Chroniques

par françois cavaillès

Nemanja Radulović et Laure Favre-Kahn
Bloch, Chausson, Debussy, Grieg et Ravel

Nuits romantiques du lac du Bourget / Théâtre du Casino, Aix-les-Bains
- 29 septembre 2018
récital Nemanja Radulović et Laure Favre-Kahn aux Nuits romantiques du Bourget
© nuits romantiques du lac du bourget

« Chez Grieg, point de tragédie mais cette douce mélancolie nordique », commente le soprano Karen Vourc'h en introduction à son premier disque, Till Solveig... Ainsi l'œuvre d'Edvard Grieg sied à merveille aux Nuits romantiques du Lac du Bourget, au pied des charmants monts jurassiens (du Chat, Molard Noir, Grand Colombier). Pour présenter Grieg et ses contemporains aux mélomanes, le violoniste Nemanja Radulović, à la fois vedette spectaculaire et habitué du festival automnal, est l’interprète tout indiqué pour un récital chaleureux et passionné en compagnie de la pianiste Laure Favre-Kahn. Et en effet, par ce rayonnement personnel décuplé dans l'intimité de la bonbonnière toute de rouge couverte qu'est le Théâtre du Casino, le duo brille de mille feux, transportant le public et semant la joie de vivre.

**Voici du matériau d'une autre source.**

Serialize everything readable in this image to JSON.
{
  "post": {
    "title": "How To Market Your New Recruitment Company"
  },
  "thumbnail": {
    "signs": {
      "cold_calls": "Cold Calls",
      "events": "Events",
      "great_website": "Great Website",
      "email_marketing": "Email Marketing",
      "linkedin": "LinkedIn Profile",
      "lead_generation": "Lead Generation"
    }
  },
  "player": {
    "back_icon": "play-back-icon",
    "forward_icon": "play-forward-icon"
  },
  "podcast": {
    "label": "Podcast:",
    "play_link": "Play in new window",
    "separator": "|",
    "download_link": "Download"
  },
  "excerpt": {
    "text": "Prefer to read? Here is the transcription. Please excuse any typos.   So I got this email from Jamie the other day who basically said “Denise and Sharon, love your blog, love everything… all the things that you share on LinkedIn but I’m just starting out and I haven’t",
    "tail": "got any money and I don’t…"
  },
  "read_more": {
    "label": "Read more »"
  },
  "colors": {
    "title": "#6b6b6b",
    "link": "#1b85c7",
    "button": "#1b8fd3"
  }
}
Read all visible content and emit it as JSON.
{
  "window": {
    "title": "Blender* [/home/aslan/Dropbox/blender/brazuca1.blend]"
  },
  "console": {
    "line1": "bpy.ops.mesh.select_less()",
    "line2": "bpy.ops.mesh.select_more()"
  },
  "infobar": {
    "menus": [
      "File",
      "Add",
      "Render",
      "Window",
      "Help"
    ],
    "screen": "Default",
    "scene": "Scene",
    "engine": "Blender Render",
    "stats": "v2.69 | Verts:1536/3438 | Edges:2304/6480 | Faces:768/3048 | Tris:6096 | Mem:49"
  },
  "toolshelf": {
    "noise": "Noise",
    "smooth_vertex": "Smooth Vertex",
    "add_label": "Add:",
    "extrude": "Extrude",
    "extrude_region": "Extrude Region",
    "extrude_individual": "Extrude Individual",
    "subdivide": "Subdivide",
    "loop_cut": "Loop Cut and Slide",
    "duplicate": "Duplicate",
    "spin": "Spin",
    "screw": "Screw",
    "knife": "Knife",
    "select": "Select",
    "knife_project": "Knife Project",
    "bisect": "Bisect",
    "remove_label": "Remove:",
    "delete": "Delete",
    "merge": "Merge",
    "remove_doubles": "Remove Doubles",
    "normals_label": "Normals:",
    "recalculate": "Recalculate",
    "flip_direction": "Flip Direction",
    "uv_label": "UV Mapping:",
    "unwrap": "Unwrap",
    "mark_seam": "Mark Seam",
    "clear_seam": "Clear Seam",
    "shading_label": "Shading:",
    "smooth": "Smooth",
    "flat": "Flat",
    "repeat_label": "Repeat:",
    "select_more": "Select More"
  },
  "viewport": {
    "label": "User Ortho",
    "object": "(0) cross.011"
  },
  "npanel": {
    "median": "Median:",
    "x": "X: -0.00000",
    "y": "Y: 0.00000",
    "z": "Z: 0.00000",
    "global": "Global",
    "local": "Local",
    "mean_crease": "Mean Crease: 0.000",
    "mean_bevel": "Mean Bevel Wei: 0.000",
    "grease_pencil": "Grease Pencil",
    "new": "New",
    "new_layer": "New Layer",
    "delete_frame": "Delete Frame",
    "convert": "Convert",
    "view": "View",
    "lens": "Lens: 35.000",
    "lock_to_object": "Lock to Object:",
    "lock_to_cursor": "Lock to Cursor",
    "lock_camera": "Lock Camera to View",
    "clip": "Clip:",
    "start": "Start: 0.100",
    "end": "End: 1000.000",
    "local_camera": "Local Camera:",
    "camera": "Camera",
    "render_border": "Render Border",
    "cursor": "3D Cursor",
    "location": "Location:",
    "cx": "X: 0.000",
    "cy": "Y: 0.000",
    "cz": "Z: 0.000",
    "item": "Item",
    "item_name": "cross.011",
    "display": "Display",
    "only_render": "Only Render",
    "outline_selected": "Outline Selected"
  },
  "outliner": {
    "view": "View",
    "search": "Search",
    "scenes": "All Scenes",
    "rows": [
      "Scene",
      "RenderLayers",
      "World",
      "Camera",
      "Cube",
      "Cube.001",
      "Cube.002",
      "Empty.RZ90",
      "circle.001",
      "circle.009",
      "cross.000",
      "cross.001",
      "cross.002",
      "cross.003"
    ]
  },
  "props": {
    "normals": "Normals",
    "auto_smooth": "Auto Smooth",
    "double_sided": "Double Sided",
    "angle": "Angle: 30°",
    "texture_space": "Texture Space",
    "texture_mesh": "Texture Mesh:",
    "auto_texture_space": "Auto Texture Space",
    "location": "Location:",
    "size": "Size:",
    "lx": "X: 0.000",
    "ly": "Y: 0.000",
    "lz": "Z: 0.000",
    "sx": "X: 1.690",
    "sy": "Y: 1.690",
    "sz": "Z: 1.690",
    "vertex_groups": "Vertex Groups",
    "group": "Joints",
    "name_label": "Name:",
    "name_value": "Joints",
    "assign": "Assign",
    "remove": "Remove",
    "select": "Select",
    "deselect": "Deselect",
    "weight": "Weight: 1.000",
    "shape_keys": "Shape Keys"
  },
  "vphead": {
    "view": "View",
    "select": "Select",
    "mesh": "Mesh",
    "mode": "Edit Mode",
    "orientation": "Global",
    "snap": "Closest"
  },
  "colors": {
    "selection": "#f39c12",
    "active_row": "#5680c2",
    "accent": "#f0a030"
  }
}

L'amorce sur une pièce d'inspiration judaïque, Nigun d'Ernest Bloch (1923), présente le jeu hendrixien du virtuose, absorbé dans cette lamentation électrique entre bel allongement de notes et savante oppression des cordes. Le rendu est naturellement lyrique, grâce à une technique remarquable et un goût prononcé pour le tragique. De la Sonate pour violon et piano en ut mineur Op.45 n°3 de Grieg (1886-1887), le premier mouvement paraît confondant de frénésie. Il est suivi d'un véritable hymne à l'art, ouvert par quelques notes de piano, superbes, simplement idéales. Mélodie et sonorité ravissent, puis la phrase du violon, de toute beauté, et sa terrible force émouvante font de cet Allegretto expressivo alla romanza une page d'anthologie. Le final gagne encore en puissance, à mesure que les solistes le subliment, menant la danse jusqu'au délire vers un infini optimiste, ludique bien qu’encore tamisé.

Après l'entracte, place à la musique française, entrée pas à pas sur le clavier puis sur les cordes poétiques, agitées, animées d'un air marin... La mélodie ferme du piano porte l'empreinte de Grieg, le lien paraît évident avec la Sonate pour violon et piano de Claude Debussy (1917) qui commence et finit à la manière du calme et ténébreux Norvégien. Dans l'intervalle se déploient, en une grande rêverie bienveillante, le jeu expérimental et sensationnel, les arpèges et les ondes fantastiques, de Nemanja Radulović [lire nos chroniques du 7 août 2007 et du 26 septembre 2010].

Par-delà la question des influences, le comble du romantisme semble atteint ici avec Poème Op.25 d'Ernest Chausson (1896). La lente mélodie du piano, toujours grave et digne, entraîne instantanément le coeur au déchirement, avant même les premiers ornements et le profond lyrisme sombre, dépouillé, du violon tendre, sincère et fabuleux dans son solo ravageur. Le bouleversant tire-larmes prend une proportion métaphysique wagnérienne sans renier la simplicité, par la grâce d'un autre solo gigantesque, accompagné du même discours enchanteur du piano. Aux âmes tout de suite touchées par Chausson, longue vie !

Enfin, Tzigane de Maurice Ravel (1924) s'avère beaucoup plus qu'un exercice de virtuosité. Certes, Radulović excelle en toute forme, mais dans un style chantant et personnel, jouant à ralentir, s'enflammer, danser, décoller enfin comme une fusée. La complicité avec Laure Favre-Kahn [lire notre chronique du 5 septembre 2003], plaisir affiché de la meilleure manière, s’avère, aux passages les plus ardus, la clé de la réussite, pour finir devant une salle soulevée. En bis, leur frétillant entre-deux porte sur la Danse macabre de Camille Saint-Saëns, avant que la Chansons que ma mère m'apprenait de Dvořák (extraite des Mélodies tziganes Op.55) salue sobrement, en délicate dentelle, un public ravi.